Now, astrophysicists Matteo Cantiello and Yan-Fei Jiang of UC Santa Barbara’s Kavli Institute for Theoretical Physics (KITP) may find a way around that problem. The pair have been awarded 120 million CPU hours over two years on the supercomputer Mira — the sixth-fastest computer in the world — through the Innovative and Novel Computational Impact on Theory and Experiment (INCITE) program, an initiative of the U.S. Department of Energy Office of Science. INCITE aims to accelerate scientific discoveries and technological innovations by awarding, on a competitive basis, time on supercomputers to researchers with large-scale, computationally intensive projects that address “grand challenges” in science and engineering.
“Access to Mira means that we will be able to run calculations that otherwise would take about 150,000 years to run on our laptops,” said Cantiello, an associate specialist at KITP.
Cantiello and Jiang will use their supercomputer time to run 3-D simulations of stellar interiors, in particular the outer envelopes of massive stars. Such calculations are an important tool to inform and improve the one-dimensional approximations used in stellar evolution modeling. The researchers aim to unravel the complex physics involved in the interplay among gas, radiation and magnetic fields in such stars — stellar bodies that later in life can explode to form black holes and neutron stars.

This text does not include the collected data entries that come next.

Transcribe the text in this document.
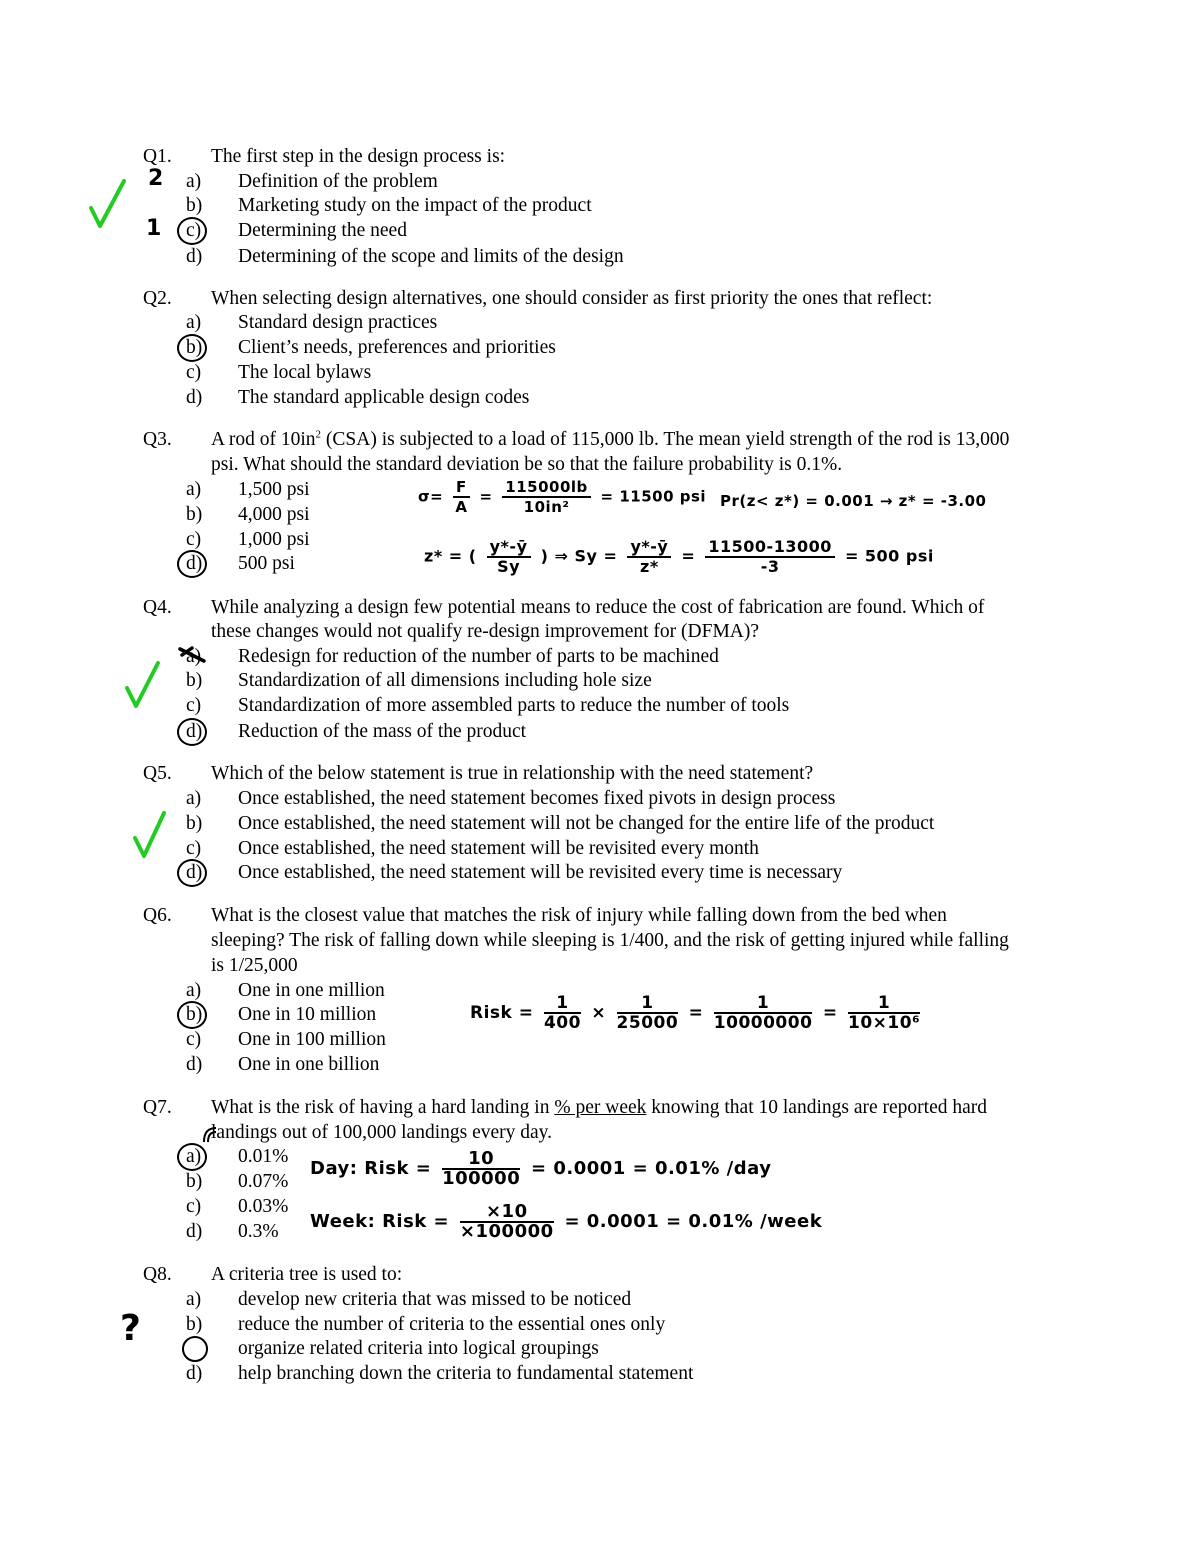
Q1. The first step in the design process is:
a)	Definition of the problem
b)	Marketing study on the impact of the product
c)	Determining the need
d)	Determining of the scope and limits of the design
2
1
Q2. When selecting design alternatives, one should consider as first priority the ones that reflect:
a)	Standard design practices
b)	Client’s needs, preferences and priorities
c)	The local bylaws
d)	The standard applicable design codes
Q3. A rod of $10in^2$ (CSA) is subjected to a load of 115,000 lb. The mean yield strength of the rod is 13,000
psi. What should the standard deviation be so that the failure probability is 0.1%.
a)	1,500 psi
b)	4,000 psi
c)	1,000 psi
d)	500 psi
$\sigma= \frac{F}{A} = \frac{115000lb}{\text{10in²}} = 11500$ psi Pr(z< z*) = 0.001 → z* = -3.00
z* = ( $\frac{y*-ȳ}{Sy}$ ) ⇒ $Sy = \frac{y*-ȳ}{z*} = \frac{11500-13000}{-3} = 500$ psi
Q4. While analyzing a design few potential means to reduce the cost of fabrication are found. Which of
these changes would not qualify re-design improvement for (DFMA)?
a)	Redesign for reduction of the number of parts to be machined
b)	Standardization of all dimensions including hole size
c)	Standardization of more assembled parts to reduce the number of tools
d)	Reduction of the mass of the product
Q5. Which of the below statement is true in relationship with the need statement?
a)	Once established, the need statement becomes fixed pivots in design process
b)	Once established, the need statement will not be changed for the entire life of the product
c)	Once established, the need statement will be revisited every month
d)	Once established, the need statement will be revisited every time is necessary
Q6. What is the closest value that matches the risk of injury while falling down from the bed when
sleeping? The risk of falling down while sleeping is 1/400, and the risk of getting injured while falling
is 1/25,000
a)	One in one million
b)	One in 10 million
c)	One in 100 million
d)	One in one billion
Risk = $\frac{1}{400} \times \frac{1}{25000} = \frac{1}{10000000} = \frac{1}{\text{10×10⁶}}$
Q7. What is the risk of having a hard landing in % per week knowing that 10 landings are reported hard
landings out of 100,000 landings every day.
a)	0.01%
b)	0.07%
c)	0.03%
d)	0.3%
Day: Risk = $\frac{10}{100000} = 0.0001 = 0.01\%$ /day
Week: Risk = $\frac{\times 10}{\times 100000} = 0.0001 = 0.01\%$ /week
Q8. A criteria tree is used to:
a)	develop new criteria that was missed to be noticed
b)	reduce the number of criteria to the essential ones only
organize related criteria into logical groupings
d)	help branching down the criteria to fundamental statement
?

The physicists use grid-based Athena++ code — which has been carefully extended and tested by Jiang — to solve equations for the gas flow in the presence of magnetic fields (magnetohydrodynamics) and for how photons move in such environments and interact with the gas flow (radiative transfer). The code divides the huge calculations into small pieces that are sent to many different CPUs and are solved in parallel. With a staggering number of CPUs — 786,432 to be precise — Mira speeds up the process tremendously.
This research addresses an increasingly important problem: understanding the structure of massive stars and the nature of the process that makes them lose mass as they evolve. This includes both relatively steady winds and dramatic episodic mass loss eruptions.
Called stellar mass loss, this process has a decisive effect on the final fate of these objects. The type of supernova explosion that these stars undergo, as well as the type of remnants they leave behind (neutron stars, black holes or even no remnant at all), are intimately tied to their mass loss.
The study is particularly relevant in light of the recent detection of gravitational waves from LIGO (Laser Interferometer Gravitational-Wave Observatory). The discovery demonstrated the existence of stellar mass black holes orbiting so close to each other that eventually they can merge and produce the observed gravitational waves. “Understanding how these black hole binary systems formed in the first place requires a better understanding of the structure and mass loss of their stellar progenitors,” explained Jiang, a postdoctoral fellow at KITP.
The implications of the work Cantiello and Jiang will perform on Mira also extend to broader fields of stellar evolution and galaxy formation, among others.